Neben dem militärischen Erfolg der westlichen Truppen brauche das Land auch Fortschritt an der "zivilen Front", erklärte Obama und drängte auf mehr Engagement der Regierung bei der Bekämpfung von Korruption und Drogenhandel. Opiumanbau und -schmuggel gelten als Haupteinnahmequelle der radikal-islamischen Taliban, die damit den bereits acht Jahre währenden Krieg gegen US- und NATO-Truppen am Hindukusch finanzieren. Zudem ist Afghanistan eines der korruptesten Länder der Erde.
30-Minuten-Gespräch
Obamas Treffen mit Karzai währte nur etwa 30 Minuten. Die Beziehungen zwischen den beiden Staatschefs sind recht kühl. Die regelmäßigen Video-Konferenzen zwischen dem Präsidentenpalast in Kabul und den Weißen Haus in Washington wurden unter Obama abgeschafft. Nach den von Betrug überschatteten Wahlen im August erreichten die Beziehungen zwischen Karzai und Obama einen Tiefpunkt. Doch weil Karzai nach vielem Hin und Her im November erneut zum Präsident der afghanischen Republik bestimmt wurde, muss sich Washington im Moment mit dem Politiker arrangieren. Obama lud Karzai für den 12. Mai nach Washington ein.
Dennoch gibt es weiter große Widerstände in der Obama-Administration: Der amerikanische Botschafter in Kabul, Karl Eikenberry, bezeichnete Karzai in einem vertraulichen Schreiben, das der "New York Times zugespielt wurde, als "unzulänglichen strategischen Partner". Der Diplomat kritisierte die Verantwortungslosigkeit und Tatenlosigkeit der afghanischen Regierung.

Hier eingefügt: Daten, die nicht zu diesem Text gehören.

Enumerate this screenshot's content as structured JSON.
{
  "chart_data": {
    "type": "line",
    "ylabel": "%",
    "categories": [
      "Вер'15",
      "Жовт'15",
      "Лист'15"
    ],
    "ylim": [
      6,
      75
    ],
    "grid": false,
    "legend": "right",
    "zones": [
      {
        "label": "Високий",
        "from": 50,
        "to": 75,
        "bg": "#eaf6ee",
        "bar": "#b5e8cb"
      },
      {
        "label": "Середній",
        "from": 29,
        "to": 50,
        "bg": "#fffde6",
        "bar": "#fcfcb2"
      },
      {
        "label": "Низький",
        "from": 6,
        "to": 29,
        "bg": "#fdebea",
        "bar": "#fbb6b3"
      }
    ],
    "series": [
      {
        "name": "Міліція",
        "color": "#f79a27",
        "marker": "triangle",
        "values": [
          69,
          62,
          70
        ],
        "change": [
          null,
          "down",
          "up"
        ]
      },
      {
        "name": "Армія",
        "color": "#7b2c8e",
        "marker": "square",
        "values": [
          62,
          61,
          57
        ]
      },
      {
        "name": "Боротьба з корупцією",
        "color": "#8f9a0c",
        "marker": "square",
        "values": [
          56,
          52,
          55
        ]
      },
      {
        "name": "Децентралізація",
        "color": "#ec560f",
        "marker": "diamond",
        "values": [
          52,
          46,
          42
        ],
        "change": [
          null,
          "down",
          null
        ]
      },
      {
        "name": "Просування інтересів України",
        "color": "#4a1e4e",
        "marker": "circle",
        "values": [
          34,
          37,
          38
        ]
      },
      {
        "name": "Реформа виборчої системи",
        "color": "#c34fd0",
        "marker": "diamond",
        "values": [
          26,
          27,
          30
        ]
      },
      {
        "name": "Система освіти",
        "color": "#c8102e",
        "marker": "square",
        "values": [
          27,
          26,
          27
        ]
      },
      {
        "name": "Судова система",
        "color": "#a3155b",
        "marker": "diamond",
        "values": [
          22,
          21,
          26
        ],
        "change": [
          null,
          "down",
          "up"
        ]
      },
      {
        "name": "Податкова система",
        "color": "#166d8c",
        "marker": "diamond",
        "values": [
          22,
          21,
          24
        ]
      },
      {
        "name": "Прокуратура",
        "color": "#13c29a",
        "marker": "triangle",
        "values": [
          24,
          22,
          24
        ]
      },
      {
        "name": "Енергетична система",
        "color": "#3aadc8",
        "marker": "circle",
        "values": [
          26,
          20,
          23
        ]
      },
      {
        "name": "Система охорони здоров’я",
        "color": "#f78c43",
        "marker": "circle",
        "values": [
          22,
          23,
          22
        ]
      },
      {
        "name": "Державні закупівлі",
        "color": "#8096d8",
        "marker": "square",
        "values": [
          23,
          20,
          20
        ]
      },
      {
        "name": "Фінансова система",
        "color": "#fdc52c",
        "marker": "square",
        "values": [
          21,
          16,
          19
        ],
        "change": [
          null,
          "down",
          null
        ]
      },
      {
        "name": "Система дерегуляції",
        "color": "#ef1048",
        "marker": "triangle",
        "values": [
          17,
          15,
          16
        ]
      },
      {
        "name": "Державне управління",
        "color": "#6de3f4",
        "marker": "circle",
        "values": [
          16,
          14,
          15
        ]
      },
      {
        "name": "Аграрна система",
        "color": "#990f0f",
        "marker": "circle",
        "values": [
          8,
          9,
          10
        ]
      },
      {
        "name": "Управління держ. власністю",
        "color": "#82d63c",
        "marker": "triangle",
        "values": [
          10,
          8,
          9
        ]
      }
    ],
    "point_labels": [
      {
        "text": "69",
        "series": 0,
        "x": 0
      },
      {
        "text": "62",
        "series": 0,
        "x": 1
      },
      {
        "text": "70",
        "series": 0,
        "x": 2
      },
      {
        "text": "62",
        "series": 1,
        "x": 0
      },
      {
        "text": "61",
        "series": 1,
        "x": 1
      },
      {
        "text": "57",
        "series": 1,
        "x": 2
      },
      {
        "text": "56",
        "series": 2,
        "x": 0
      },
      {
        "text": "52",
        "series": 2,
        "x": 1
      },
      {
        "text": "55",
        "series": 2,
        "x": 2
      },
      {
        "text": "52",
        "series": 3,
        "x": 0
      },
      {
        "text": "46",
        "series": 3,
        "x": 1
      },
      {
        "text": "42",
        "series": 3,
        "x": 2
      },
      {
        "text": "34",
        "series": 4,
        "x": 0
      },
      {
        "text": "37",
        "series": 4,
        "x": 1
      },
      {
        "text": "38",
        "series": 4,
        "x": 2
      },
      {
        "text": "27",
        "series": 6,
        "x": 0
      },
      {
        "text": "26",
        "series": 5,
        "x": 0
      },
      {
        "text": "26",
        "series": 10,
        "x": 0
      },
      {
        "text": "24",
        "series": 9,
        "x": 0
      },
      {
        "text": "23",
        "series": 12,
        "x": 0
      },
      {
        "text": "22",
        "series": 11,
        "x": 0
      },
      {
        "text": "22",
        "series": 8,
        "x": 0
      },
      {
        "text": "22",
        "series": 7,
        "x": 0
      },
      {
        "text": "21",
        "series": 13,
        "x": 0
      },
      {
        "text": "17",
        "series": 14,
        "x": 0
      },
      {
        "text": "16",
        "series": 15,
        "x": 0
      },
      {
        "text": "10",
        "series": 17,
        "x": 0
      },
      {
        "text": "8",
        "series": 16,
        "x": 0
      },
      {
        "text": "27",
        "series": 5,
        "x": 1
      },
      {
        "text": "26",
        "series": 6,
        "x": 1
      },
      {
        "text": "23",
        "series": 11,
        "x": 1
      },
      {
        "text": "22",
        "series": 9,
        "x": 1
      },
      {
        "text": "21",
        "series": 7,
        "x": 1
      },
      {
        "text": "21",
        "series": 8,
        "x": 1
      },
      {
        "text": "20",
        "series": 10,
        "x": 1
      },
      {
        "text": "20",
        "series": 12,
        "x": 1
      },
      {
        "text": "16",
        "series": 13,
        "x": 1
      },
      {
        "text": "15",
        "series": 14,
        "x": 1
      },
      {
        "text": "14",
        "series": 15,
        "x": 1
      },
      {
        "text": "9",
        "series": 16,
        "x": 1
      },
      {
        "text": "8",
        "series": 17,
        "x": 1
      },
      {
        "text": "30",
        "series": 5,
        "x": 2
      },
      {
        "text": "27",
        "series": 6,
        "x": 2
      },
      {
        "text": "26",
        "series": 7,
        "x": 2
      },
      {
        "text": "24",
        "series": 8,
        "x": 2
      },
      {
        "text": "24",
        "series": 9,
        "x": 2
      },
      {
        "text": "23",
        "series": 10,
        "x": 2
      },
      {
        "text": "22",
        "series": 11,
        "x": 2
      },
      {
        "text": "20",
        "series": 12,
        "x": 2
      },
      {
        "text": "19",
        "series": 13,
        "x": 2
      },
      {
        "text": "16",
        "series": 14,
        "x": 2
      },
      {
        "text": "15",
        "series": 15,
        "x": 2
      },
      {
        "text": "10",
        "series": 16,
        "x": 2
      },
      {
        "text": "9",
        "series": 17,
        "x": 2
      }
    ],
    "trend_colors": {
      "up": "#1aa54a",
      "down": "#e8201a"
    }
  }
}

In den 14 Monaten, in denen Obama Präsident ist, hat sich die Zahl der US-Soldaten am Hindukusch verdoppelt. Mit einer groß angelegten Militäroffensive versucht der Westen im Moment gegen Taliban-Hochburgen im Süden des Landes vorzugehen, um den Krieg doch noch erfolgreich zu wenden, bevor ab 2011 die USA mit dem Rückzug ihrer Truppen beginnt. Im März vor acht Jahren hatte der damalige Vizepräsident Dick Cheney vor US-Soldaten noch stolz erklärt, dass die Taliban "für immer zerstört" seien.